Key Risk Indicators - are you using them effectively?

Published on Thu, 28/02/2019 - 14:57

Many companies are failing to use risk metrics in a way that supports senior management. Tom Teixeira and Immanuel Kemp of Arthur D. Little, explain how KRIs can drive business decisions and build resilience.

Risk management is a growing priority for companies across all sectors, not just in highly regulated environments. Senior leadership needs to better monitor risk to support improved decision-making and minimise the likelihood of catastrophic events with crippling financial and reputational consequences.

This is not a task that can be solely managed by a dedicated risk function, so a cross-functional approach at executive level is required. Additionally, there is a growing regulatory obligation on companies to make disclosures about financial viability, solvency and liquidity considering their key risks, coupled with pressure from investors to provide evidence that risk management is reducing uncertainty and volatility.

However, shortfalls in the current approaches of many companies can leave them dangerously exposed. Many either have no corporate level mechanisms for monitoring and acting on risk exposure, or they gather data but fail to develop appropriate metrics (Key Risk Indicators, or KRIs) to support effective monitoring, control and timely remediation.

Even when companies employ KRIs, they frequently select inappropriate ones, or struggle to implement them effectively. The maturity of a company's approach can vary enormously, with our experience assessing maturity suggesting that most companies tend to operate below where senior management thinks they are.

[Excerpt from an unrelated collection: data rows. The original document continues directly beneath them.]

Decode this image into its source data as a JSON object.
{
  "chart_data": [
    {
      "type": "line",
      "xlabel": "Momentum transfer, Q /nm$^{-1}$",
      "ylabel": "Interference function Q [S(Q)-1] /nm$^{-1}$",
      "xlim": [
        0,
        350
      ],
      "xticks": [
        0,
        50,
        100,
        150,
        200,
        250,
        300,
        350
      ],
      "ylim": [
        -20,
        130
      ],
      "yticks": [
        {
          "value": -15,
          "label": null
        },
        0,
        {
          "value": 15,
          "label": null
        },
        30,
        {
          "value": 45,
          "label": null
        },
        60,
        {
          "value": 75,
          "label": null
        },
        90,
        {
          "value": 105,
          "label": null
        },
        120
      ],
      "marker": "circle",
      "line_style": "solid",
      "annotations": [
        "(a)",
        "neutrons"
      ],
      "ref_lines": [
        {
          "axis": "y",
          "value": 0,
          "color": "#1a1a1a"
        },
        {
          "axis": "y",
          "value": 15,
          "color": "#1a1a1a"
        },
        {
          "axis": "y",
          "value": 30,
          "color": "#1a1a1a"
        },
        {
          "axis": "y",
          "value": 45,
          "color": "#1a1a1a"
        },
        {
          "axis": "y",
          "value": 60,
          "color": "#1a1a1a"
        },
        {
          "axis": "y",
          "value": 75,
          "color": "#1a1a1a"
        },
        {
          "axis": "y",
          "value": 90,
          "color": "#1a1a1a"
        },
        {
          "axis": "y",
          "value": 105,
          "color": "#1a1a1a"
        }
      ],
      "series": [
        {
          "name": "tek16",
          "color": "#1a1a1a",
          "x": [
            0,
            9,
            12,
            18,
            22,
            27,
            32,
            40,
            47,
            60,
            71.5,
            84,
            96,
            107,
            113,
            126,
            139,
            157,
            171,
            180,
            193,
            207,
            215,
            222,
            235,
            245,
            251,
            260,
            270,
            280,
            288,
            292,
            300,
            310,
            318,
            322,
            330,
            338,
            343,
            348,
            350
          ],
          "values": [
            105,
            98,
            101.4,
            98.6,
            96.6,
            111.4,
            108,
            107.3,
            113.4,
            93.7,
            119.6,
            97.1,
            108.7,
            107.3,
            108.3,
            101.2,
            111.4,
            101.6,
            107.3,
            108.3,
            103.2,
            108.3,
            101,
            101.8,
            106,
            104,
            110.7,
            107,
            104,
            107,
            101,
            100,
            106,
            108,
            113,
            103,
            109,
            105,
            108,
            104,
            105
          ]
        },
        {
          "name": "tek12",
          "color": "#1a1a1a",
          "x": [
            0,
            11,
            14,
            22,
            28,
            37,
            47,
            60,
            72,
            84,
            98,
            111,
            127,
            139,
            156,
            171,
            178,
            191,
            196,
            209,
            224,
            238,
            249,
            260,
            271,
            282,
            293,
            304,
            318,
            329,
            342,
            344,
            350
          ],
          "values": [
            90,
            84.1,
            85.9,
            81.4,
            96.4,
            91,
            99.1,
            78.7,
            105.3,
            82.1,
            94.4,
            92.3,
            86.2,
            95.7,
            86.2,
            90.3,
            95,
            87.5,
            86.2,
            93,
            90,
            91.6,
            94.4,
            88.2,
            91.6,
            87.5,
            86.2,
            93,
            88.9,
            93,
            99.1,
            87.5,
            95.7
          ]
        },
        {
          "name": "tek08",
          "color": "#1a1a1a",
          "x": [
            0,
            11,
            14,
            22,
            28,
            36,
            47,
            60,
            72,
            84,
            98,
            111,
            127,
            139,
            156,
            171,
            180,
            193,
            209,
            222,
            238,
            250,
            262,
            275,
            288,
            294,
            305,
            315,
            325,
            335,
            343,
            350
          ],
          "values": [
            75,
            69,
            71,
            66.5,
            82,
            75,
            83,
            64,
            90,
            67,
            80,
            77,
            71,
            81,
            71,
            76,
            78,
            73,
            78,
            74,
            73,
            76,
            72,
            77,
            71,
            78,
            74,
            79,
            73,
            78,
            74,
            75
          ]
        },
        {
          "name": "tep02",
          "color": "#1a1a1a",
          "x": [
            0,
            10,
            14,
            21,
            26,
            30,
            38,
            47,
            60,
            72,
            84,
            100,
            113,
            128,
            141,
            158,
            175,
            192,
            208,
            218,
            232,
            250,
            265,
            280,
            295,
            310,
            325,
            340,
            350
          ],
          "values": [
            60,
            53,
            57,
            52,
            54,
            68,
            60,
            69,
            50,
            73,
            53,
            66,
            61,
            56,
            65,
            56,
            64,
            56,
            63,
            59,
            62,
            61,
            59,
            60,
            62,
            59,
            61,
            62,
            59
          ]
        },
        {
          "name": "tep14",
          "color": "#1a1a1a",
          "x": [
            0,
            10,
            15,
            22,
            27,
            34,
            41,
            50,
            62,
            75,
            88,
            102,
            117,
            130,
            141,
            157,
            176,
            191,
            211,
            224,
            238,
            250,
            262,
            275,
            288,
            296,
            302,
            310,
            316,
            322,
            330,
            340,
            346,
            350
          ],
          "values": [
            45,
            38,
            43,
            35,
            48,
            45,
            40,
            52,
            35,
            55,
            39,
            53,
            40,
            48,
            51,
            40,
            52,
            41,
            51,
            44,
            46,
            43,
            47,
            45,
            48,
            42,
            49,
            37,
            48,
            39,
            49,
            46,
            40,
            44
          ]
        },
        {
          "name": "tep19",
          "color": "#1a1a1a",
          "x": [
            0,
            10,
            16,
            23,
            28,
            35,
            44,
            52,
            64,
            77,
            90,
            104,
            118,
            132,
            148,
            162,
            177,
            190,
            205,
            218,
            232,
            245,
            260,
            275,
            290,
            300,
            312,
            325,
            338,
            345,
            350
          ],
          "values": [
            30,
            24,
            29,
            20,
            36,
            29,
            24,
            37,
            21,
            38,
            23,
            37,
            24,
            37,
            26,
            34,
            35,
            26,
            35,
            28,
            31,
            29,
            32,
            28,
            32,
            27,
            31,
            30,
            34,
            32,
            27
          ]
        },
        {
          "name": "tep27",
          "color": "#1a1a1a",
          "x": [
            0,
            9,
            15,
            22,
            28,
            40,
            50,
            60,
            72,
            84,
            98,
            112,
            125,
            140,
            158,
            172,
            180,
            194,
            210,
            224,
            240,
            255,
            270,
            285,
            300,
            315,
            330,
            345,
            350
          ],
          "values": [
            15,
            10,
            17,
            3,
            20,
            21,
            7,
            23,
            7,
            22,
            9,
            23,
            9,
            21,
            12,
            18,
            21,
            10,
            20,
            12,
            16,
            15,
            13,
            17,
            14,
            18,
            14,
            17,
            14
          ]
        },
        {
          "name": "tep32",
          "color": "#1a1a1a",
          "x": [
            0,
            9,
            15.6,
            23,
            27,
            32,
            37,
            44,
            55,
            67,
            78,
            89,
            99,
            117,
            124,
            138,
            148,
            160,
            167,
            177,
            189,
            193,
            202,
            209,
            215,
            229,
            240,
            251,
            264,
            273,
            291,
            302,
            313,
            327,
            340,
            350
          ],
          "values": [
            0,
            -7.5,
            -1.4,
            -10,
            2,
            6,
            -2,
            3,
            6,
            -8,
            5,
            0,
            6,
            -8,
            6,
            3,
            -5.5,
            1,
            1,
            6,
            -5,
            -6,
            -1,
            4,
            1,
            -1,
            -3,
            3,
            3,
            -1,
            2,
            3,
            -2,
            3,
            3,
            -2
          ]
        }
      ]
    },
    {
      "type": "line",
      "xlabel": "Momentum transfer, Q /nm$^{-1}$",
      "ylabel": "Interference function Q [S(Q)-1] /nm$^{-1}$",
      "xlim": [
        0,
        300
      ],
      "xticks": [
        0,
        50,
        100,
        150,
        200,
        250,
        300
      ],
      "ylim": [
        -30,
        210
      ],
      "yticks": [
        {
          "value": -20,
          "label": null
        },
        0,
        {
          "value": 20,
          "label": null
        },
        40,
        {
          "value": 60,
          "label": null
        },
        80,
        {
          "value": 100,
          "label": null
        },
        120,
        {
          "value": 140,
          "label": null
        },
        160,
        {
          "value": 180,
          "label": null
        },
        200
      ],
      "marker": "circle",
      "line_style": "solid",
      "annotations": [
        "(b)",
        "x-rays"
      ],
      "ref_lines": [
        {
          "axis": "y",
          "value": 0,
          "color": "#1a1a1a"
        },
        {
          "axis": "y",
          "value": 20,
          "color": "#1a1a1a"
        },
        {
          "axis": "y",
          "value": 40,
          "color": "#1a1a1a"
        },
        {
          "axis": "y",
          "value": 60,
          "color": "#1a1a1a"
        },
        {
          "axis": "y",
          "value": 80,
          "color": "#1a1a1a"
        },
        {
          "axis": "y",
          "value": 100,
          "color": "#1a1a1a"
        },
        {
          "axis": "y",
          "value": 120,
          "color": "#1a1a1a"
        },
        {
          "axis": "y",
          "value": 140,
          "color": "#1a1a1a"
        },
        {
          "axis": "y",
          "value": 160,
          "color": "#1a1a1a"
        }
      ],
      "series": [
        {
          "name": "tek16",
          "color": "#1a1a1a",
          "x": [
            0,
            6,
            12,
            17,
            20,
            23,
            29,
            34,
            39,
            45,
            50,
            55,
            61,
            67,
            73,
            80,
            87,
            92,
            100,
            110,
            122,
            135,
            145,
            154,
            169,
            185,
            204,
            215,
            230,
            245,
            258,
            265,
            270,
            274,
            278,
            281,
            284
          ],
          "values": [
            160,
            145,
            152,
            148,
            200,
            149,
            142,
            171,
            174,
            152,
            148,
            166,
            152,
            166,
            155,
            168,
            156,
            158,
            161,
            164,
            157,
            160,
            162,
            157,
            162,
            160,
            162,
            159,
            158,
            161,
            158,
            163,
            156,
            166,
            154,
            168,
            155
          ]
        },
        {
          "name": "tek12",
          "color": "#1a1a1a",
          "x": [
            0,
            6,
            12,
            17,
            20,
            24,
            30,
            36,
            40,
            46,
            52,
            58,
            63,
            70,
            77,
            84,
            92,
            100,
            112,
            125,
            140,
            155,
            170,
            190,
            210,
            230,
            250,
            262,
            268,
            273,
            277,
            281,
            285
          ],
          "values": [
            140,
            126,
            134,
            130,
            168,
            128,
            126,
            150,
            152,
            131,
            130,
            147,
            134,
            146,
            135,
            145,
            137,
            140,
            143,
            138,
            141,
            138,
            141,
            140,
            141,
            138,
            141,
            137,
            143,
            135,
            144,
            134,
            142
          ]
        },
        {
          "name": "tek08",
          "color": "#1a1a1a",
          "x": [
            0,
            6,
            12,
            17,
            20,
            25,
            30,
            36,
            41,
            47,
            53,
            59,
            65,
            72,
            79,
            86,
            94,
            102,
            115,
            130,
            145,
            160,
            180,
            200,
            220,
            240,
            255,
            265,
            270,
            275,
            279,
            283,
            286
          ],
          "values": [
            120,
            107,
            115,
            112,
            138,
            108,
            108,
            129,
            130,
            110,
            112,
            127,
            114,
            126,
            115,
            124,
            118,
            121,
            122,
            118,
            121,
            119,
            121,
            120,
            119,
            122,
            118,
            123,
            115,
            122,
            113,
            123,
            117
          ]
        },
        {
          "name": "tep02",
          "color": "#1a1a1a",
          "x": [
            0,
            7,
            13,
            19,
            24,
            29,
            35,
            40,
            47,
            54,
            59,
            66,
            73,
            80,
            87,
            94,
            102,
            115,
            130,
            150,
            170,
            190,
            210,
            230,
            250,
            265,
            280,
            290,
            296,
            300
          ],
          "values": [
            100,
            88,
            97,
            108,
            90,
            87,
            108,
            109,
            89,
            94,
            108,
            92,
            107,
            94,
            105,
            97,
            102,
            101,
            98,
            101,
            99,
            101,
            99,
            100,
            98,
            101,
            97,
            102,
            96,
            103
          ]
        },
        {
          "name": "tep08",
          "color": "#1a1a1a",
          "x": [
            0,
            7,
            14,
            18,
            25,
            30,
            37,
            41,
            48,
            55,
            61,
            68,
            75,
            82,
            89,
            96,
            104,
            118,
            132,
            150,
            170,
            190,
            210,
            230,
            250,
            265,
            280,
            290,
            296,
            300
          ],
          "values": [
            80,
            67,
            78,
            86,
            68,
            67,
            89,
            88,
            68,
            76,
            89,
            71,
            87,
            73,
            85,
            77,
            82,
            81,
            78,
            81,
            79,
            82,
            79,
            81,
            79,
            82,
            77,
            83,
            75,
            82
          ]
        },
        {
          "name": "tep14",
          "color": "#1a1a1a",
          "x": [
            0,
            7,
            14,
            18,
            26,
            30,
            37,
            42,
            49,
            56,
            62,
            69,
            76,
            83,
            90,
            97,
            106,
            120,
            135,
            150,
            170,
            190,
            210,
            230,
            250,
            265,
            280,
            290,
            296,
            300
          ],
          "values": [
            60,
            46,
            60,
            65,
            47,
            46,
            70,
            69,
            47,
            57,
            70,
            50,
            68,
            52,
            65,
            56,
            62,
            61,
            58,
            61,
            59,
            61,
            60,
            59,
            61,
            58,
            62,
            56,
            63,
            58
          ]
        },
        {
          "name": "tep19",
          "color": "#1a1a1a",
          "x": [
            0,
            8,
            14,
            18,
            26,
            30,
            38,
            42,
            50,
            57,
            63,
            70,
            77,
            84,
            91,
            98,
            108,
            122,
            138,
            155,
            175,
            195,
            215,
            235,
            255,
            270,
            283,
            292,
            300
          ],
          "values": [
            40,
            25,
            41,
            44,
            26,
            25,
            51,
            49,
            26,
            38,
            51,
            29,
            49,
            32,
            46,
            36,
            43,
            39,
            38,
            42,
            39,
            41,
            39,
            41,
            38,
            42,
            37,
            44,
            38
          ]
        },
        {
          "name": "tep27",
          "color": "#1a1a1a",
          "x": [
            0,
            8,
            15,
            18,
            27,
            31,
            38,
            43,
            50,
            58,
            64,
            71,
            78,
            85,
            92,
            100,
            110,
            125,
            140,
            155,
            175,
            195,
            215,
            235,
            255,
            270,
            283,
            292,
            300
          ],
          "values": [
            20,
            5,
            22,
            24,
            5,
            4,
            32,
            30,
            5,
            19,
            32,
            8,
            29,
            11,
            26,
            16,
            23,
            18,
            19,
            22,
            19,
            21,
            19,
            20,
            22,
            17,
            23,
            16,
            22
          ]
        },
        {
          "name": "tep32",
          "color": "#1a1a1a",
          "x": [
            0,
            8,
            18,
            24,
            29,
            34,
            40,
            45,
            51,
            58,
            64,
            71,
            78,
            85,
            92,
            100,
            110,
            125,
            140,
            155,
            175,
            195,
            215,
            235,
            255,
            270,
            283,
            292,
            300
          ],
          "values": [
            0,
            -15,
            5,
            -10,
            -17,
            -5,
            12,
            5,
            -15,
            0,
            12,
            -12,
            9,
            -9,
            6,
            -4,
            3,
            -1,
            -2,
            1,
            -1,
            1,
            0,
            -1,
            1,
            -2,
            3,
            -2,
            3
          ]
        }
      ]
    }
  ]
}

Selecting and implementing KRIs

Choosing effective KRIs is not a simple process; companies often fall at the first hurdle by not selecting the right metrics, which should take into account the following:

  • Strategic relevance to the business and its objectives;
  • Alignment with the organisation's true risk exposure, with coverage of all major risk areas;
  • Specificity, measurability and objectivity;
  • Basis in data-driven, cause-and-effect analysis;
  • An appropriate number of indicators for reporting;
  • Adequate use of leading indicators, and not solely lagging ones, to enable predictive monitoring and intervention before adverse events occur.

Even where companies select the right KRIs, they often fail to monitor and manage them proactively, with boards overlooking this in favour of simply choosing the KRIs and completely delegating their measurement and reporting. Furthermore, many organisations fail to commit to full implementation of effective systems for monitoring, which is often the greater challenge. Features of effective KRI implementation include:

  • Appropriate limits and monitoring for their breaches;
  • A traffic-light system for assessing the severity of breaches, with amber representing risk appetite and red representing conditions of genuine threat;
  • A data-driven approach to determining KRI thresholds, making use of actuarial data;
  • Effective communication processes to ensure that the right information gets to the right level at the right time;
  • Maximum use of data already available within the organisation.

A typical traffic-light system is illustrated below, showing KRI performance by month, with different responses depending on the threshold exceeded.

The risk of seemingly unpredictable crisis events can be managed if the right data is effectively captured, stored, processed, and visualised to support decision-making and timely intervention. This will typically require a suitable digital platform designed to create insight from data that is locked into existing systems, visualise it in a near-real-time dashboard and use consumer commodity and open-source technology to enable quicker and cheaper implementation.

Concluding insights

The effective implementation and adoption of KRIs to support decision-making and performance improvement can be an involved and complex task. A pragmatic approach is required that balances simplicity with innovative, technology-led solutions, typically involving the following steps:

  • Develop (or redevelop) an appropriate, balanced set of KRIs;
  • Determine appropriate, data-driven thresholds for these KRIs;
  • Be prepared to commit time and resources to the development of effective monitoring systems;
  • Consider the level of detail and format of reporting most appropriate for senior management;
  • Use KRI information to inform all levels of management in order to ensure that these indicators are used to drive timely investigation and intervention.

A proactive approach is required for KRI development and implementation with executive commitment, preventing reversion to a passive risk management approach. It should act as an enabler to drive decisive action to pre-emptively manage risks, reduce Total Cost of Risks (TCOR), improve financial performance and provide the right level of board assurance that risk is being taken on a "controlled and informed" basis.

Tom Teixeira is partner at Arthur D. Little and Immanuel Kemp is consultant at Arthur D. Little.